The Battle of Waterloo

Today I want to mention a few books I used while researching the battle of Waterloo for my book Needing Napoleon which should be available in print and ebook form in just over a week!

For overviews of the battle, I drew on my memory of a little book I first read when I was about ten. It is called The Field of Waterloo by Aubrey Feist. My edition was published in 1969 in the 'When and Why' series by the Lutterworth Press. It cost £1.40. It has maps showing how the battle developed and plenty of pencil sketches. Sadly no longer in print but second-hand copies are available (but not mine, I'm keeping it - see my photo of the cover)!

For rather more detail, I read Andrew Robert's Waterloo: Napoleon's Last Gamble, although this is still a short book at 132 pages. It sets the battle nicely in context and avoids getting bogged down. I suppose, and I mean this as a compliment, it is like an adult version of Feist's book.
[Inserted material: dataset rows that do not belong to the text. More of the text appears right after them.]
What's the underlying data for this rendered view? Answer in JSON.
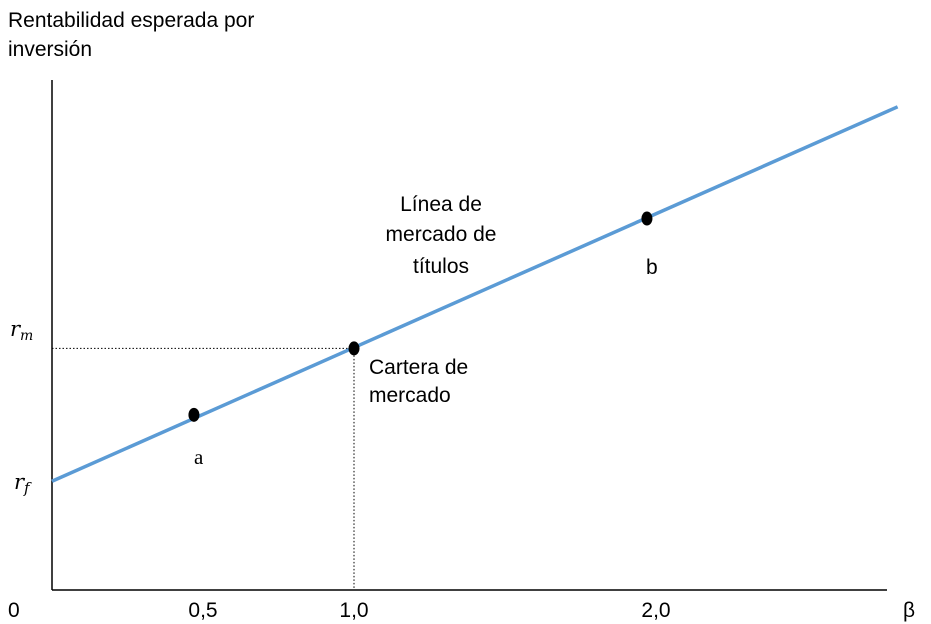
{
  "chart_data": {
    "type": "line",
    "ylabel_lines": [
      "Rentabilidad esperada por",
      "inversión"
    ],
    "xlabel": "β",
    "origin_label": "0",
    "x_ticks": [
      {
        "value": 0.5,
        "label": "0,5"
      },
      {
        "value": 1.0,
        "label": "1,0"
      },
      {
        "value": 2.0,
        "label": "2,0"
      }
    ],
    "y_ticks": [
      {
        "key": "rm",
        "label_main": "r",
        "label_sub": "m"
      },
      {
        "key": "rf",
        "label_main": "r",
        "label_sub": "f"
      }
    ],
    "series": [
      {
        "color": "#5b9bd5",
        "x": [
          0,
          2.8
        ],
        "y": [
          0.36,
          1.6
        ]
      }
    ],
    "points": [
      {
        "id": "a",
        "label": "a",
        "x": 0.47,
        "y": 0.58
      },
      {
        "id": "market",
        "label_lines": [
          "Cartera de",
          "mercado"
        ],
        "x": 1.0,
        "y": 0.8
      },
      {
        "id": "b",
        "label": "b",
        "x": 1.97,
        "y": 1.23
      }
    ],
    "annotations": [
      {
        "id": "sml",
        "lines": [
          "Línea de",
          "mercado de",
          "títulos"
        ]
      }
    ],
    "xlim": [
      0,
      2.85
    ],
    "ylim": [
      0,
      1.7
    ],
    "grid": false
  }
}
Looking for more evocative detail without losing historical accuracy, I then turned to Bernard Cornwell, master of historical fiction. I have read and loved the Sharpe series set during the Napoleonic Wars but this time, I relied on his 2014 factual account, enlivened by skilful use of first-hand accounts, called Waterloo: The History of Four Days, Three Armies and Three Battles.

I next looked for something a little more involved and with more focus on events leading up to and following on from the battle.

This lead me to Tim Clayton's Waterloo: Four Days that Changed Europe's Destiny. At some 600 pages, it is certainly more involved. The notes are 40 pages long and the bibliography another fifteen! It is, however, clear and an admirable distillation of writings on the battle.

Wanting to consider alternative interpretations of the battle, I revisited a book from my teaching days, Waterloo: New Perspectives by David Hamilton-Williams. Admittedly, these new perspectives end in 1993 when the book was published but it certainly was an update on my 1969 introduction to the topic.

Finally, keen to get my details of equipment right, I relied on a great reference book by Philip J Haythornthwaite, The Napoleonic Source Book. Maps, profiles of generals, outlines of campaigns, weapons, tactics, overview of the nations involved and much more are covered. It is brilliant to dip into at need. It was my primary source in understanding the mechanisms of muskets and artillery.